Another slant on this idea would be an app that tail detect and integrate with whatever mobile app that contains the personal information, plebeian friends and interests the user wants to make "public". So the person in the bar using the app could get help fashioning a connection with someone across the room, thoughtless of what mobile social app that opposite person happens to employment.
Too Umteen Contacts Lists
5Degrees takes on another aspect of the social app fragmentation problem. Increasingly, our contacts sleep in various silos on our phones and PCs–we have our Facebook friends, our Chitter pals, totally our email contacts, and even some contacts in other social apps such as Foursquare or Gowalla. Approximately of our contacts are walled away behind the device they live on; for example, your smartphone contacts might cost separate from the contacts on your pad.

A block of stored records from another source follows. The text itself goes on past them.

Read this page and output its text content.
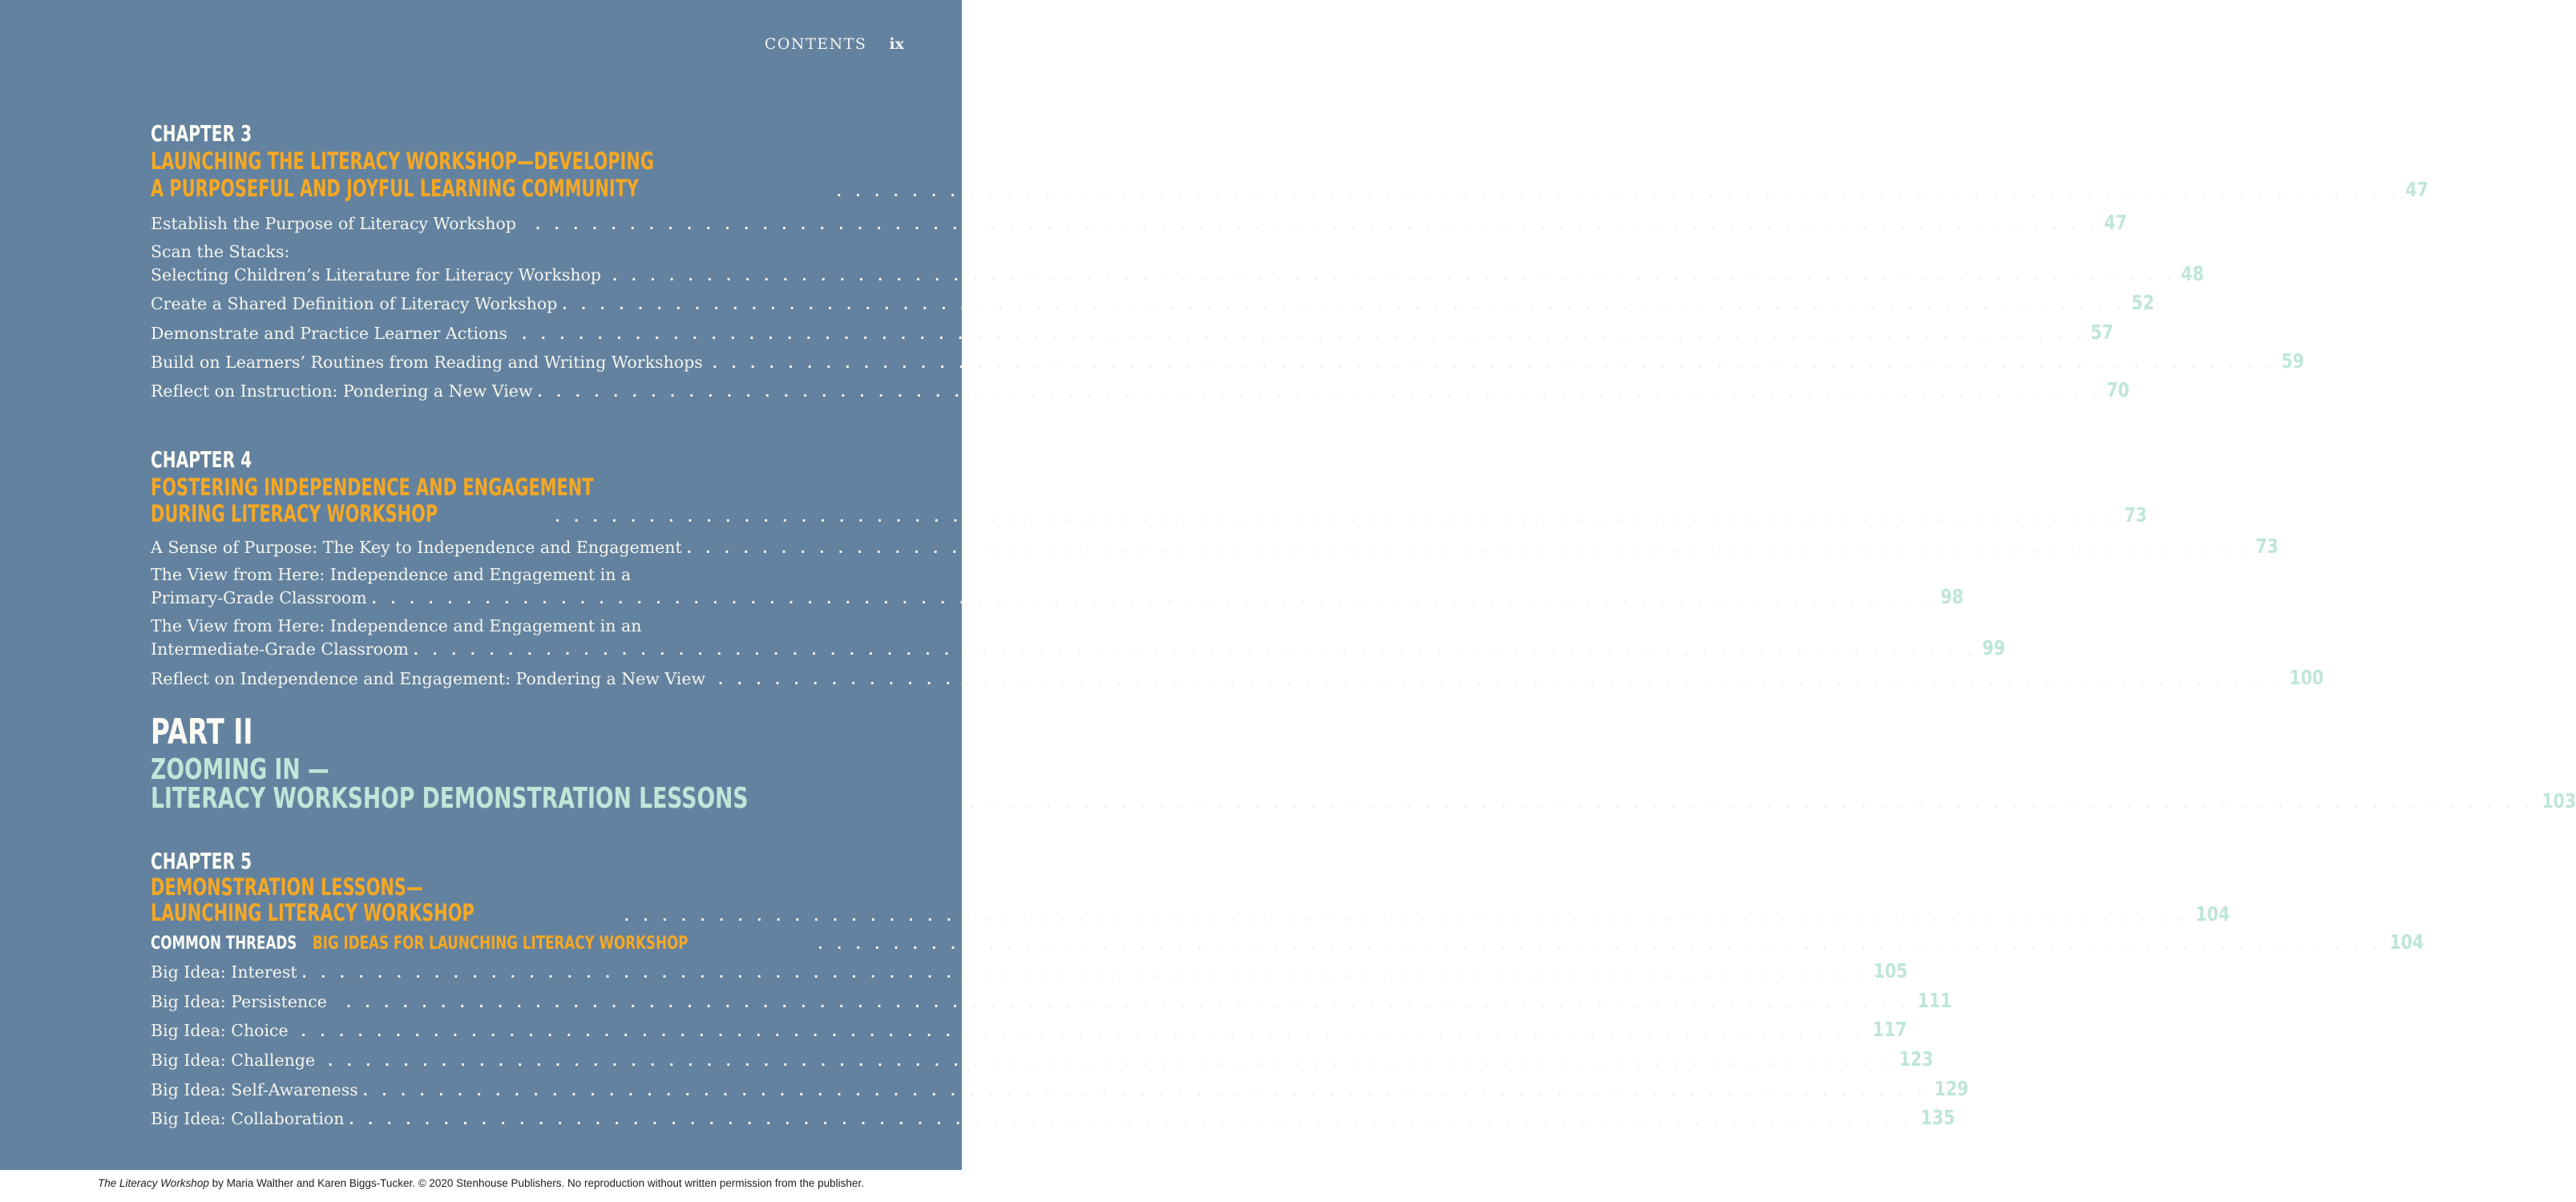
CONTENTS ix
CHAPTER 3
LAUNCHING THE LITERACY WORKSHOP—DEVELOPING
A PURPOSEFUL AND JOYFUL LEARNING COMMUNITY . . .	47
Establish the Purpose of Literacy Workshop . . .	47
Scan the Stacks:
Selecting Children’s Literature for Literacy Workshop . . .	48
Create a Shared Definition of Literacy Workshop . . .	52
Demonstrate and Practice Learner Actions . . .	57
Build on Learners’ Routines from Reading and Writing Workshops . . .	59
Reflect on Instruction: Pondering a New View . . .	70
CHAPTER 4
FOSTERING INDEPENDENCE AND ENGAGEMENT
DURING LITERACY WORKSHOP . . .	73
A Sense of Purpose: The Key to Independence and Engagement . . .	73
The View from Here: Independence and Engagement in a
Primary-Grade Classroom . . .	98
The View from Here: Independence and Engagement in an
Intermediate-Grade Classroom . . .	99
Reflect on Independence and Engagement: Pondering a New View . . .	100
PART II
ZOOMING IN —
LITERACY WORKSHOP DEMONSTRATION LESSONS . . .	103
CHAPTER 5
DEMONSTRATION LESSONS—
LAUNCHING LITERACY WORKSHOP . . .	104
COMMON THREADS BIG IDEAS FOR LAUNCHING LITERACY WORKSHOP . . .	104
Big Idea: Interest . . .	105
Big Idea: Persistence . . .	111
Big Idea: Choice . . .	117
Big Idea: Challenge . . .	123
Big Idea: Self-Awareness . . .	129
Big Idea: Collaboration . . .	135
The Literacy Workshop by Maria Walther and Karen Biggs-Tucker. © 2020 Stenhouse Publishers. No reproduction without written permission from the publisher.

Mobile phone makers have been nerve-racking to create apps that bring totally this pig out together along a handset, only with limited success. 5Degrees is a free-standing app that does the problem more effectively, and Thomas More neatly, than different apps I've seen. And IT makes your unified reach list available on all of your devices. The developers call it a "mobile relationship manager," and it will be getting a good amount of attention at SXSW this yr.
Politics 2.0
The idea of devising the electoral process online, flying, and social will have more presence than ever at this year's SXSW. In the twelvemonth since attendees last gathered in Austin, the Occupy movement has gone mainstream, and dissatisfaction with government has reached uncomparable highs. The mood seems right for Politics 2.0 apps to be taken more seriously. I've been getting email messages from companies in this tune–moreso than in long time past. One arrangement, Americans Elect, has created an online platform in which people can signalise up and nominate their choice of presidential candidate. Aside the end of June, delegates from across the country will nominate through online ballot a statesmanlike ticket that will appear happening general election ballots nationwide in November. This will happen completely independently of the existing company systems, and the organization has worked to take in the approval of state and Federal soldier election officials, so when participants nominate someone, it agency something.
Data Privacy
With awareness biological process among consumers about the direction Internet companies are using their syntactic category data, some SXSW attendees will be discussing the problem of information security and seclusion this year.
Several "core conversation" panels are devoted to the subject. Here's the description of one of them, from the SXSW conference template:
"With Google's recent privacy policy change and physical data use by marketers along the rise, the timing of We the People: Creating a Consumer's Bill of Rights at 11 a.m. Sunday is perfect. This sitting testament feature Anne Bezancon (Placecast) and Shane Green (Personal.com), and since it's a Core Conversation, plan to participate every bit they create a privacy Bill of Rights on the spot."
Unaged's company, Personal, operates a personal private electronic network where you can manage and control access to your own digital information. Personal says it hopes to overturn the model for how Internet giants such as Facebook and Google track, obtain, and profit from personal information, to create a more willing, mutually beneficial model that gives control endorse to the consumer. Yay.
I leave arrive in Austin connected Saturday, and wish immediately begin filing blog posts happening the new apps, ideas, and interesting people I notic there. Stay keyed.